Following yesterday's post on American Flat Track's new rules affecting SuperTwins and Production Twins classes, we contacted a couple of insiders within the paddock who gave us expert views on the rules, but asked for their opinions to be 'off the record'.
First the Production Twins rules. One insider said, 'Could you ask for a better series than in 2021? Multiple winners on multiple brands! Now they [AFT] raise the cc limit and allow ride-by-wire and wheel sensors, only if your engine of choice originally came with those bits but you can’t add those items to engines that did not originally come with them?'
We, Sideburn, guess the thinking is that the increased cc and tech allowances encourages new manufacturers, KTM seems obvious.

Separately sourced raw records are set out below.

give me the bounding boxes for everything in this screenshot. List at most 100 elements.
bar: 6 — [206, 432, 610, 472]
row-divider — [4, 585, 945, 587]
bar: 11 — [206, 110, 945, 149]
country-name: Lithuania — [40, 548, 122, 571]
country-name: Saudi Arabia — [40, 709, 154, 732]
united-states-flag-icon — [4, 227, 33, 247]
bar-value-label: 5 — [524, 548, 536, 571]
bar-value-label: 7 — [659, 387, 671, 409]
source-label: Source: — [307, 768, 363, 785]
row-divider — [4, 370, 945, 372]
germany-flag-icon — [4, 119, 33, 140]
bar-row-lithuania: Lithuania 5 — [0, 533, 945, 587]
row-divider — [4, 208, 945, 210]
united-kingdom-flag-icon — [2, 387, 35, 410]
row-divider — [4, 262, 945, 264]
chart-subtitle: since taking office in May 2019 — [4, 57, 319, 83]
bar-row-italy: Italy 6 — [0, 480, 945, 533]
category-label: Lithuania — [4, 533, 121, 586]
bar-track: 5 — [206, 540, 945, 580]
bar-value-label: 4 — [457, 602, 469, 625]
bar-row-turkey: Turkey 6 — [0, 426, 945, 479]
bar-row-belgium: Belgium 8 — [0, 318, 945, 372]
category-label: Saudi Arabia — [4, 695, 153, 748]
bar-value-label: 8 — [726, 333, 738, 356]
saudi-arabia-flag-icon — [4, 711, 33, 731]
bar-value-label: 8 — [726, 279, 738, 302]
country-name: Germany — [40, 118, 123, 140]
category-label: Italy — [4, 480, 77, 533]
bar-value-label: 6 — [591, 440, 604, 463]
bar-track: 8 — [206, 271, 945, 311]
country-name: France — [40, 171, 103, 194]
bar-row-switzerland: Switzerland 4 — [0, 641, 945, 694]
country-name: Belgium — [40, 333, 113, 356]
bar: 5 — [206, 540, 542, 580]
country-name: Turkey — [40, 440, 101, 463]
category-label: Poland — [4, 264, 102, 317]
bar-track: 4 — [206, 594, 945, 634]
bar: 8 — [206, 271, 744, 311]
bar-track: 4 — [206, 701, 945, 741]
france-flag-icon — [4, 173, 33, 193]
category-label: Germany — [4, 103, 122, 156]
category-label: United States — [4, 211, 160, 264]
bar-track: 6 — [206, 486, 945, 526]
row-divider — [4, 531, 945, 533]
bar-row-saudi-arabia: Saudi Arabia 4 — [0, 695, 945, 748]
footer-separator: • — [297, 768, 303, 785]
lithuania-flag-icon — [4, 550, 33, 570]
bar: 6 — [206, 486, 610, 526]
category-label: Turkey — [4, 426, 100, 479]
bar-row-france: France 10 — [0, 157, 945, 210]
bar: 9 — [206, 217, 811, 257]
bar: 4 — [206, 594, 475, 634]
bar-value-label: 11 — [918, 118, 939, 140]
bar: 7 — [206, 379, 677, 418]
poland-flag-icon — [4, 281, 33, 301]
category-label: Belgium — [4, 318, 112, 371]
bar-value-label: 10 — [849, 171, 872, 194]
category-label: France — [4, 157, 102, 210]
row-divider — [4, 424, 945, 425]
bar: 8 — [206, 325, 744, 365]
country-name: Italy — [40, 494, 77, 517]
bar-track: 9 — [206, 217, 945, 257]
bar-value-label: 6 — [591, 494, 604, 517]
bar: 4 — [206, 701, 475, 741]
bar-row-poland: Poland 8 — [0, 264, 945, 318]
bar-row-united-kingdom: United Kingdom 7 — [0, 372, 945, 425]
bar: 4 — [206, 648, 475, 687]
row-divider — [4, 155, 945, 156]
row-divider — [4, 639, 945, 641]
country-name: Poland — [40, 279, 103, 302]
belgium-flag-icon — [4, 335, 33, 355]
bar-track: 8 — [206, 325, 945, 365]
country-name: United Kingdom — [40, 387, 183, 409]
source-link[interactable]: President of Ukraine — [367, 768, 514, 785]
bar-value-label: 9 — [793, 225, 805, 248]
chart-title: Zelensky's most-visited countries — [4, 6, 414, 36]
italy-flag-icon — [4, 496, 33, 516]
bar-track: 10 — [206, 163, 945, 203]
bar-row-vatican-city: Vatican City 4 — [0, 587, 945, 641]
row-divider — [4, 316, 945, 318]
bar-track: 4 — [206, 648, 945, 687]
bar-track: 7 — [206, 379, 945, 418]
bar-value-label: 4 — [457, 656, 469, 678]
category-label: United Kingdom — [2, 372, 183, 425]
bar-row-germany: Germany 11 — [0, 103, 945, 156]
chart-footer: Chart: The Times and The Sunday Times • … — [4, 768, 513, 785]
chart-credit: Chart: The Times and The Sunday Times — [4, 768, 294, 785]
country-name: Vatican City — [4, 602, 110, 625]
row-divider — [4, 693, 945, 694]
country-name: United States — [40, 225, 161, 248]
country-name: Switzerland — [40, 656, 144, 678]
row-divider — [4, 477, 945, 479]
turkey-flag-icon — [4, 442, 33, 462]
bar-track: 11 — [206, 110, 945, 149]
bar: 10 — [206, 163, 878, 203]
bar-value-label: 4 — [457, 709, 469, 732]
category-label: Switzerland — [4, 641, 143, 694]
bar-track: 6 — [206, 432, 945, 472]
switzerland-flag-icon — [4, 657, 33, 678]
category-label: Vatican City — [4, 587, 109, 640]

Not allowing teams to add them to add them to their older tech bikes is harder to understand. Hooligan bikes, like Andy DiBrino's KTM 790 (featured in Sideburn 43) actually have better tech than AFT's Production Twin bikes, simply because the road bike it is based on does. It's the way most middleweight and bigger street and sportsbike specifications are going. Ride-by-wire and electronic rider aids are not the realm of the flagship hyperbikes any more. They're run of the mill for the kind of bikes many Production Twins could be built from.
This rule change is one that only history will judge. If KTM come in and do an Indian, then it will be deemed a mistake. If KTM come in, as a new manufacturer and win some, but not all the races, then it will be a success. The rule change has a brought a high-profile manufacturer into the class. What about Triumph too? Who else? Ducati? Also, this 900 rule might be paving the way for an FTR900 production-based engine - a smaller sibling to the FTR1200 road bike. This is pure speculation, but if that happens, and the FTR750 is retired, then everyone is happy, right? Making that Scout road bike engine work as a front running race bike will not be easy, but they, and their partners, could do it.
Now onto the subject of the race-only engine rules that will affect the FTR750. The 11,500rpm rev limit is going to make no appreciable difference, but Indian specialists tell us the 32mm intake restrictor plates are going to affect performance, especially on the miles. The tuners have three months to find cam timing, porting, anything, that will help them. Yamaha rider JD Beach was fifth at Sacramento Mile 2, with an identical best lap time to second place Jarod Vanderkooi (on an Indian), and was less than 0.4s off finishing second to Mees, who was a further 4.6s in the lead.
Outside the Indian camp there is scepticism about the efficacy of the restrictor plates, pointing to the FTR750's ace card, its big 7.5in diameter crank flywheels, and the moment of inertia related to them giving them the kind of advantage that makes it difficult for anyone to compete. Beach's SacMile performance disagrees. One thing's for sure, 2022 is going to be interesting.